Une heure après avoir commencé, elle ramassa la porte, l'appuya contre un arbre et déplaça les tréteaux. Il faisait trop chaud pour travailler hors de l’ombre. L'air était calme et elle pouvait entendre les grillons tout autour d'elle. Le ponçage était un travail minutieux, mais elle l’appréciait. À midi, elle n'avait plus de papier de verre et a enfilé un T-shirt par-dessus le haut de bikini dans lequel elle travaillait. Il n'y avait personne autour. C'était un samedi. Il y avait des jardiniers travaillant aux abords de la propriété, déblayant les broussailles sur le périmètre, et des garçons cueillant des pommes dans le verger pour les apporter au marché fermier. C'était l'été le plus chaud qu'elle ait connu depuis qu'elle vivait là-bas. Il faisait chaud et sec depuis avril.
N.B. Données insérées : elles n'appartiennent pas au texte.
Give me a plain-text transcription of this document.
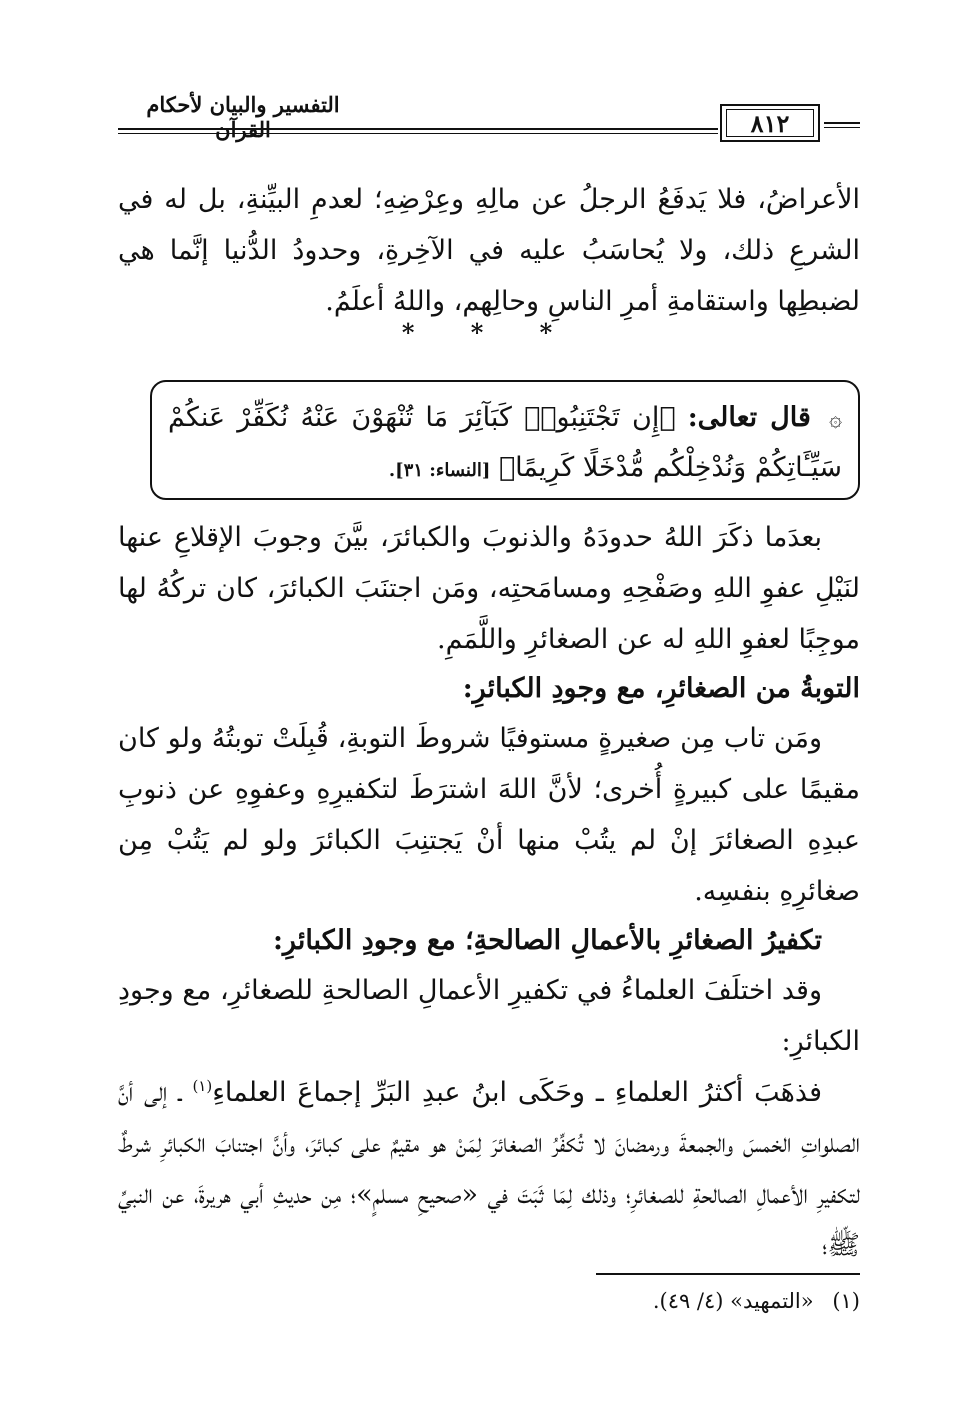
التفسير والبيان لأحكام القرآن	٨١٢

الأعراضُ، فلا يَدفَعُ الرجلُ عن مالِهِ وعِرْضِهِ؛ لعدمِ البيِّنةِ، بل له في الشرعِ ذلك، ولا يُحاسَبُ عليه في الآخِرةِ، وحدودُ الدُّنيا إنَّما هي لضبطِها واستقامةِ أمرِ الناسِ وحالِهم، واللهُ أعلَمُ.

* * *

۞ قال تعالى: ﴿إِن تَجْتَنِبُوا۟ كَبَآئِرَ مَا تُنْهَوْنَ عَنْهُ نُكَفِّرْ عَنكُمْ سَيِّـَٔاتِكُمْ وَنُدْخِلْكُم مُّدْخَلًا كَرِيمًا﴾ [النساء: ٣١].

بعدَما ذكَرَ اللهُ حدودَهُ والذنوبَ والكبائرَ، بيَّنَ وجوبَ الإقلاعِ عنها لنَيْلِ عفوِ اللهِ وصَفْحِهِ ومسامَحتِه، ومَن اجتنَبَ الكبائرَ، كان تركُهُ لها موجِبًا لعفوِ اللهِ له عن الصغائرِ واللَّمَمِ.

التوبةُ من الصغائرِ، مع وجودِ الكبائرِ:

ومَن تاب مِن صغيرةٍ مستوفيًا شروطَ التوبةِ، قُبِلَتْ توبتُهُ ولو كان مقيمًا على كبيرةٍ أُخرى؛ لأنَّ اللهَ اشترَطَ لتكفيرِهِ وعفوِهِ عن ذنوبِ عبدِهِ الصغائرَ إنْ لم يتُبْ منها أنْ يَجتنِبَ الكبائرَ ولو لم يَتُبْ مِن صغائرِهِ بنفسِه.

تكفيرُ الصغائرِ بالأعمالِ الصالحةِ؛ مع وجودِ الكبائرِ:

وقد اختلَفَ العلماءُ في تكفيرِ الأعمالِ الصالحةِ للصغائرِ، مع وجودِ الكبائرِ:

فذهَبَ أكثرُ العلماءِ ـ وحَكَى ابنُ عبدِ البَرِّ إجماعَ العلماءِ$^{(١)}$ ـ إلى أنَّ الصلواتِ الخمسَ والجمعةَ ورمضانَ لا تُكفِّرُ الصغائرَ لِمَنْ هو مقيمٌ على كبائرَ، وأنَّ اجتنابَ الكبائرِ شرطٌ لتكفيرِ الأعمالِ الصالحةِ للصغائرِ؛ وذلك لِمَا ثَبَتَ في «صحيحِ مسلمٍ»؛ مِن حديثِ أبي هريرةَ، عن النبيِّ ﷺ؛

(١) «التمهيد» (٤/ ٤٩).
Melissa a bu un grand verre d'eau dans la cuisine, puis est allée chercher son sac et ses clés de voiture. Elle avait une liste de choses dont elle avait besoin à la quincaillerie, et le village n'était qu'à dix minutes en voiture. C'était une petite ville pittoresque, et à cette époque de l'année, le quartier regorgeait de locataires d'été, de familles qui venaient y passer l'été avec leurs enfants, ainsi que d'habitants qui y vivaient toute l'année comme Melissa. Elle restait habituellement en dehors du village autant que possible pendant l'été. Elle préférait la région pendant les mois creuses, lorsqu'elle était moins peuplée.
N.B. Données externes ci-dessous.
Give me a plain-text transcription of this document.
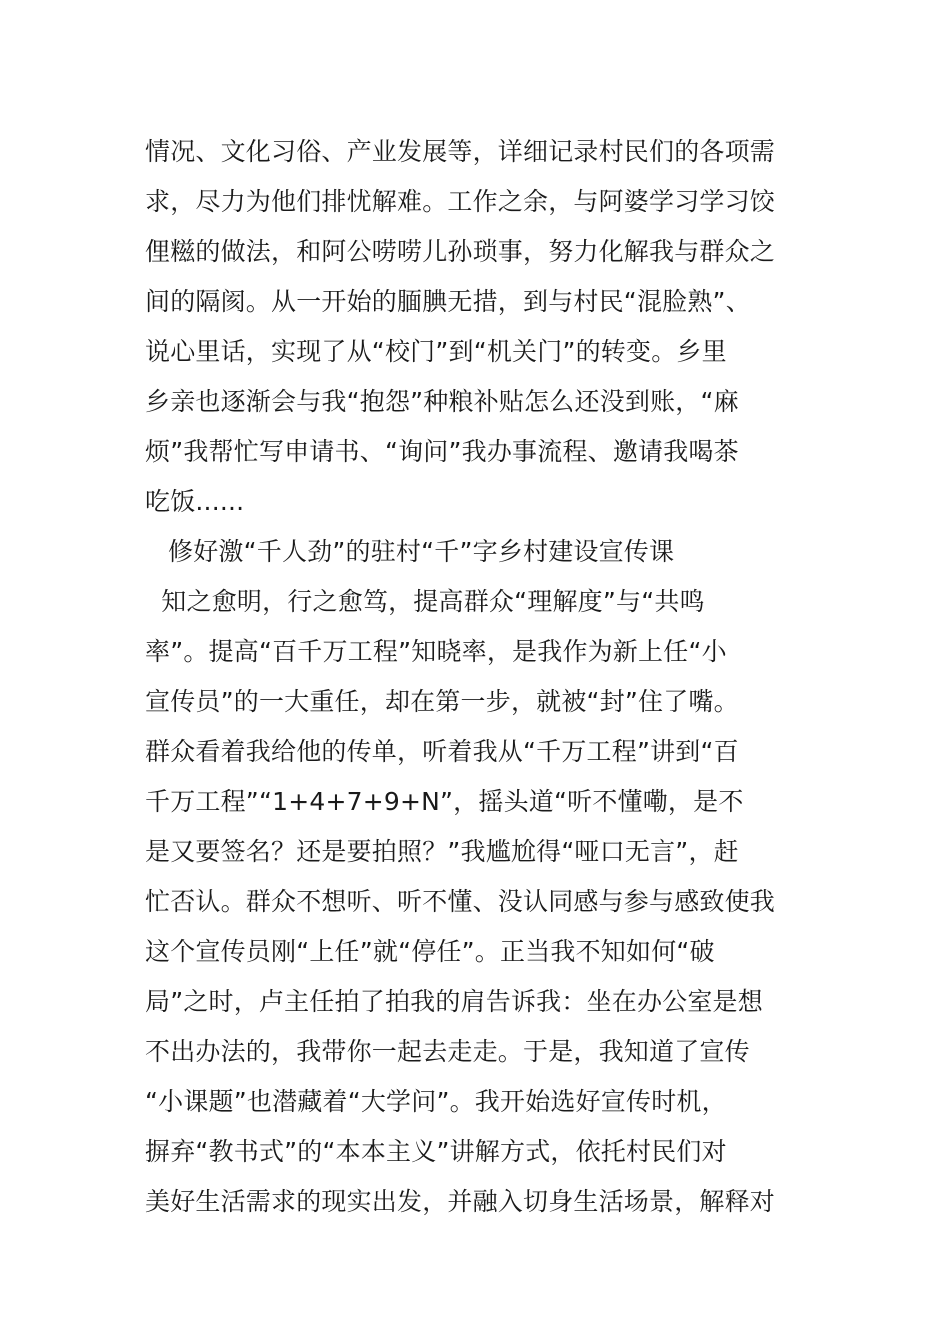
情况、文化习俗、产业发展等，详细记录村民们的各项需
求，尽力为他们排忧解难。工作之余，与阿婆学习学习饺
俚糍的做法，和阿公唠唠儿孙琐事，努力化解我与群众之
间的隔阂。从一开始的腼腆无措，到与村民“混脸熟”、
说心里话，实现了从“校门”到“机关门”的转变。乡里
乡亲也逐渐会与我“抱怨”种粮补贴怎么还没到账，“麻
烦”我帮忙写申请书、“询问”我办事流程、邀请我喝茶
吃饭......
修好激“千人劲”的驻村“千”字乡村建设宣传课
知之愈明，行之愈笃，提高群众“理解度”与“共鸣
率”。提高“百千万工程”知晓率，是我作为新上任“小
宣传员”的一大重任，却在第一步，就被“封”住了嘴。
群众看着我给他的传单，听着我从“千万工程”讲到“百
千万工程”“1+4+7+9+N”，摇头道“听不懂嘞，是不
是又要签名？还是要拍照？”我尴尬得“哑口无言”，赶
忙否认。群众不想听、听不懂、没认同感与参与感致使我
这个宣传员刚“上任”就“停任”。正当我不知如何“破
局”之时，卢主任拍了拍我的肩告诉我：坐在办公室是想
不出办法的，我带你一起去走走。于是，我知道了宣传
“小课题”也潜藏着“大学问”。我开始选好宣传时机，
摒弃“教书式”的“本本主义”讲解方式，依托村民们对
美好生活需求的现实出发，并融入切身生活场景，解释对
Elle possédait une voiture à quatre roues motrices, mais conduisait son camion en ville pour rapporter ce dont elle avait besoin. Elle avait une nouvelle brouette sur sa liste et une pièce de tondeuse à gazon que le jardinier en chef voulait, du papier de verre et un désherbant. Il fut un temps où elle serait allée chez Bergdorf acheter des chaussures à New York un samedi, ou aurait emmené Robbie acheter un nouveau coupe-vent pour l'école, ou encore l'aurait emmené à Central Park pour jouer avec lui. Ils avaient loué une maison à Long Island pendant l'été et étaient allés à Sag Harbor, où d'autres couples et écrivains qu'ils connaissaient passaient leurs étés. Mais cette époque était révolue depuis longtemps. La quincaillerie du village était désormais pour elle l'événement principal. Elle n'avait pas acheté de nouveaux vêtements depuis qu'elle y vivait. Elle portait ce qui restait de la garde-robe qu'elle avait gardée. Elle en avait donné la majeure partie en déménageant. Elle n’avait pas besoin de vêtements chics. Elle n'avait aucune vie sociale et ne portait que des jeans et ses vêtements de travail bruts. Le haut de bikini qu'elle portait était celui qu'elle avait acheté dans le sud de la France, lors d'un voyage là-bas avec Carson et Robbie. Elle y paraissait mieux maintenant qu'à l'époque. Son corps a été tonifié et renforcé par quatre années de dur labeur. Elle nageait de temps en temps dans un lac voisin, hors saison, ou se baignait dans le ruisseau qui traversait sa propriété. Personne ne l'a vue en bikini ni ne s'est soucié de son apparence. Le T-shirt lui collait alors qu'elle se dirigeait vers le village, ses longs cheveux noirs entassés en désordre sur sa tête.